Le leader du Pastef, Ousmane Sonko, a invité ses partisans à faire preuve de retenue face à ce qu’il considère comme des tentatives de provocation orchestrées contre son mouvement. S’exprimant lors d’une déclaration publique, l’ancien Premier ministre a d’emblée écarté toute éventualité de motion de censure contre le gouvernement. « Nous ne ferons aucune motion de censure à moins que le président et ses hommes nous attaquent en premier », a-t-il affirmé, posant ainsi les limites de la posture de son parti dans le contexte politique actuel.
Abordant les relations avec l’exécutif, Ousmane Sonko a tenu à préciser que son camp ne se positionne pas en adversaire du président Bassirou Diomaye Faye ni de son gouvernement. Il a insisté sur la nécessité de recentrer le débat public sur les préoccupations urgentes des citoyens. « Nous ne sommes pas les adversaires du président Diomaye Faye et de son gouvernement. Ils doivent parler au peuple qui est actuellement inquiet. L’hivernage arrive et la probable hausse des prix inquiète », a-t-il déclaré. Dans la foulée, le leader de Pastef a dénoncé une stratégie de provocation visant à fragiliser son camp, appelant ses militants à ne pas céder à la surenchère. « Ils sont dans la provocation et j’appelle les Patriotes à ne pas répondre », a-t-il lancé, tout en critiquant certaines prises de position publiques de militants qu’il juge contre-productives. Ousmane Sonko est également revenu sur les convocations visant certains responsables de son mouvement, notamment Cheikh Bara et Guy Marius Sagna. Il estime que ces démarches relèvent d’une pression politique ciblée.

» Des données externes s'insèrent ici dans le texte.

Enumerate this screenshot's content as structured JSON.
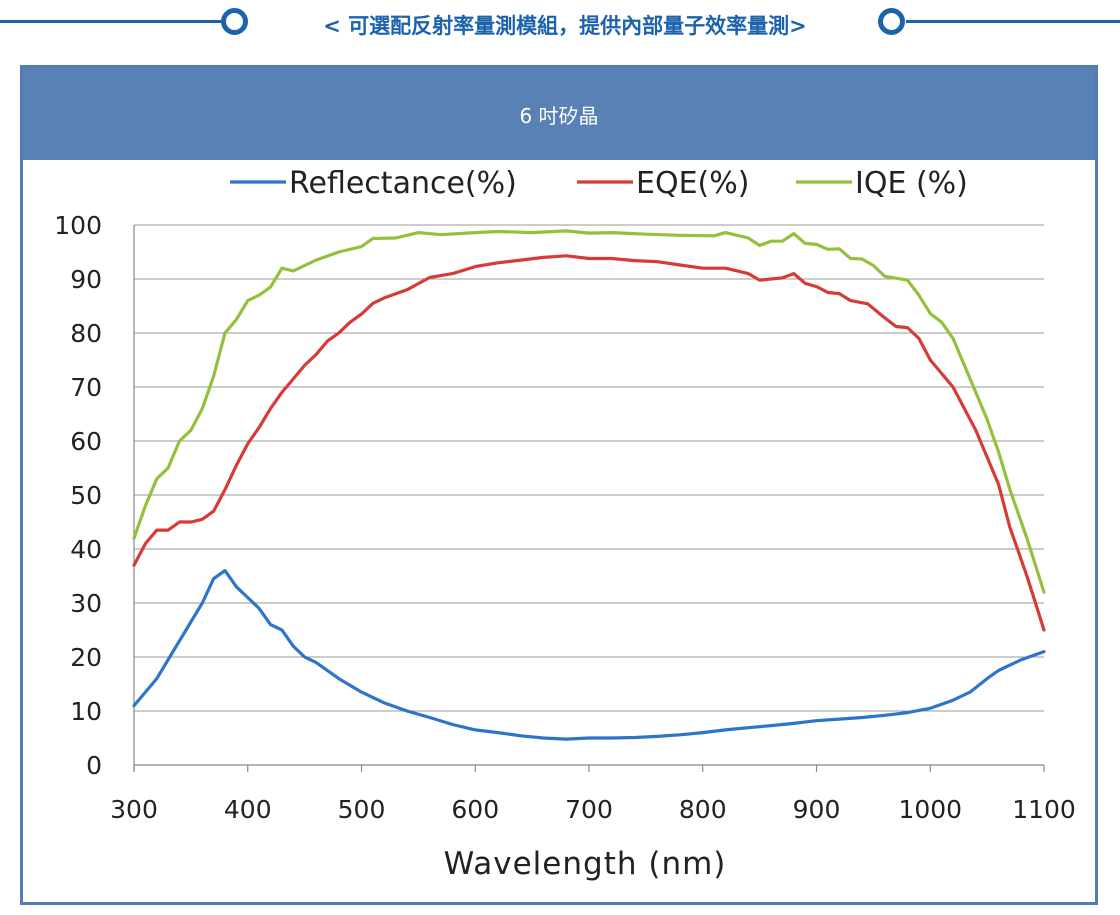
{
  "banner": {
    "title": "< 可選配反射率量測模組，提供內部量子效率量測>",
    "line_color": "#1d63ac"
  },
  "panel": {
    "header": "6 吋矽晶",
    "header_color": "#5a81b5",
    "border_color": "#4f7db4"
  },
  "chart_data": {
    "type": "line",
    "title": "",
    "xlabel": "Wavelength (nm)",
    "ylabel": "",
    "xlim": [
      300,
      1100
    ],
    "ylim": [
      0,
      100
    ],
    "xticks": [
      "300",
      "400",
      "500",
      "600",
      "700",
      "800",
      "900",
      "1000",
      "1100"
    ],
    "yticks": [
      "0",
      "10",
      "20",
      "30",
      "40",
      "50",
      "60",
      "70",
      "80",
      "90",
      "100"
    ],
    "grid": "horizontal",
    "legend_position": "top",
    "series": [
      {
        "name": "Reflectance(%)",
        "color": "#2e75c8",
        "points": [
          [
            300,
            11
          ],
          [
            320,
            16
          ],
          [
            340,
            23
          ],
          [
            360,
            30
          ],
          [
            370,
            34.5
          ],
          [
            380,
            36
          ],
          [
            390,
            33
          ],
          [
            400,
            31
          ],
          [
            410,
            29
          ],
          [
            420,
            26
          ],
          [
            430,
            25
          ],
          [
            440,
            22
          ],
          [
            450,
            20
          ],
          [
            460,
            19
          ],
          [
            480,
            16
          ],
          [
            500,
            13.5
          ],
          [
            520,
            11.5
          ],
          [
            540,
            10
          ],
          [
            560,
            8.8
          ],
          [
            580,
            7.5
          ],
          [
            600,
            6.5
          ],
          [
            620,
            6
          ],
          [
            640,
            5.4
          ],
          [
            660,
            5
          ],
          [
            680,
            4.8
          ],
          [
            700,
            5
          ],
          [
            720,
            5
          ],
          [
            740,
            5.1
          ],
          [
            760,
            5.3
          ],
          [
            780,
            5.6
          ],
          [
            800,
            6
          ],
          [
            820,
            6.5
          ],
          [
            840,
            6.9
          ],
          [
            860,
            7.3
          ],
          [
            880,
            7.7
          ],
          [
            900,
            8.2
          ],
          [
            920,
            8.5
          ],
          [
            940,
            8.8
          ],
          [
            960,
            9.2
          ],
          [
            980,
            9.7
          ],
          [
            1000,
            10.5
          ],
          [
            1020,
            12
          ],
          [
            1035,
            13.5
          ],
          [
            1050,
            16
          ],
          [
            1060,
            17.5
          ],
          [
            1080,
            19.5
          ],
          [
            1100,
            21
          ]
        ]
      },
      {
        "name": "EQE(%)",
        "color": "#d63b36",
        "points": [
          [
            300,
            37
          ],
          [
            310,
            41
          ],
          [
            320,
            43.5
          ],
          [
            330,
            43.5
          ],
          [
            340,
            45
          ],
          [
            350,
            45
          ],
          [
            360,
            45.5
          ],
          [
            370,
            47
          ],
          [
            380,
            51
          ],
          [
            390,
            55.5
          ],
          [
            400,
            59.5
          ],
          [
            410,
            62.5
          ],
          [
            420,
            66
          ],
          [
            430,
            69
          ],
          [
            440,
            71.5
          ],
          [
            450,
            74
          ],
          [
            460,
            76
          ],
          [
            470,
            78.5
          ],
          [
            480,
            80
          ],
          [
            490,
            82
          ],
          [
            500,
            83.5
          ],
          [
            510,
            85.5
          ],
          [
            520,
            86.5
          ],
          [
            540,
            88
          ],
          [
            560,
            90.3
          ],
          [
            580,
            91
          ],
          [
            600,
            92.3
          ],
          [
            620,
            93
          ],
          [
            640,
            93.5
          ],
          [
            660,
            94
          ],
          [
            680,
            94.3
          ],
          [
            700,
            93.8
          ],
          [
            720,
            93.8
          ],
          [
            740,
            93.4
          ],
          [
            760,
            93.2
          ],
          [
            780,
            92.6
          ],
          [
            800,
            92
          ],
          [
            820,
            92
          ],
          [
            840,
            91
          ],
          [
            850,
            89.8
          ],
          [
            870,
            90.2
          ],
          [
            880,
            91
          ],
          [
            890,
            89.2
          ],
          [
            900,
            88.6
          ],
          [
            910,
            87.5
          ],
          [
            920,
            87.3
          ],
          [
            930,
            86
          ],
          [
            945,
            85.4
          ],
          [
            960,
            82.8
          ],
          [
            970,
            81.2
          ],
          [
            980,
            81
          ],
          [
            990,
            79
          ],
          [
            1000,
            75
          ],
          [
            1020,
            70
          ],
          [
            1040,
            62
          ],
          [
            1060,
            52
          ],
          [
            1070,
            44
          ],
          [
            1085,
            35
          ],
          [
            1100,
            25
          ]
        ]
      },
      {
        "name": "IQE (%)",
        "color": "#93c13c",
        "points": [
          [
            300,
            42
          ],
          [
            310,
            48
          ],
          [
            320,
            53
          ],
          [
            330,
            55
          ],
          [
            340,
            60
          ],
          [
            350,
            62
          ],
          [
            360,
            66
          ],
          [
            370,
            72
          ],
          [
            380,
            80
          ],
          [
            390,
            82.5
          ],
          [
            400,
            86
          ],
          [
            410,
            87
          ],
          [
            420,
            88.5
          ],
          [
            430,
            92
          ],
          [
            440,
            91.5
          ],
          [
            460,
            93.5
          ],
          [
            480,
            95
          ],
          [
            500,
            96
          ],
          [
            510,
            97.5
          ],
          [
            530,
            97.6
          ],
          [
            550,
            98.6
          ],
          [
            570,
            98.2
          ],
          [
            600,
            98.6
          ],
          [
            620,
            98.8
          ],
          [
            650,
            98.6
          ],
          [
            680,
            98.9
          ],
          [
            700,
            98.5
          ],
          [
            720,
            98.6
          ],
          [
            750,
            98.3
          ],
          [
            780,
            98.1
          ],
          [
            810,
            98
          ],
          [
            820,
            98.6
          ],
          [
            840,
            97.6
          ],
          [
            850,
            96.2
          ],
          [
            860,
            97
          ],
          [
            870,
            97
          ],
          [
            880,
            98.4
          ],
          [
            890,
            96.6
          ],
          [
            900,
            96.4
          ],
          [
            910,
            95.5
          ],
          [
            920,
            95.6
          ],
          [
            930,
            93.8
          ],
          [
            940,
            93.7
          ],
          [
            950,
            92.5
          ],
          [
            960,
            90.5
          ],
          [
            980,
            89.8
          ],
          [
            990,
            87
          ],
          [
            1000,
            83.6
          ],
          [
            1010,
            82
          ],
          [
            1020,
            79
          ],
          [
            1030,
            74
          ],
          [
            1040,
            69
          ],
          [
            1050,
            64
          ],
          [
            1060,
            58
          ],
          [
            1070,
            51
          ],
          [
            1085,
            42
          ],
          [
            1100,
            32
          ]
        ]
      }
    ]
  }
}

« Les convocations de Cheikh Bara et Guy font partie de cette stratégie de provocation. Le procureur sait qu’il ne peut pas les convoquer », a-t-il soutenu. Poursuivant son intervention, il a évoqué des « manigances » et des « complots » dirigés contre son camp, citant notamment la récente saisine du Conseil constitutionnel comme illustration de ces tensions. Malgré ces accusations, Ousmane Sonko a réaffirmé son attachement au respect du cadre légal et constitutionnel. Il a toutefois prévenu que son mouvement n’hésiterait pas à faire usage des moyens juridiques à sa disposition en cas d’affrontement. « S’ils utilisent la force de l’État pour nous combattre, nous utiliserons tous les moyens légaux que nous confère la Constitution pour leur faire face », a-t-il déclaré.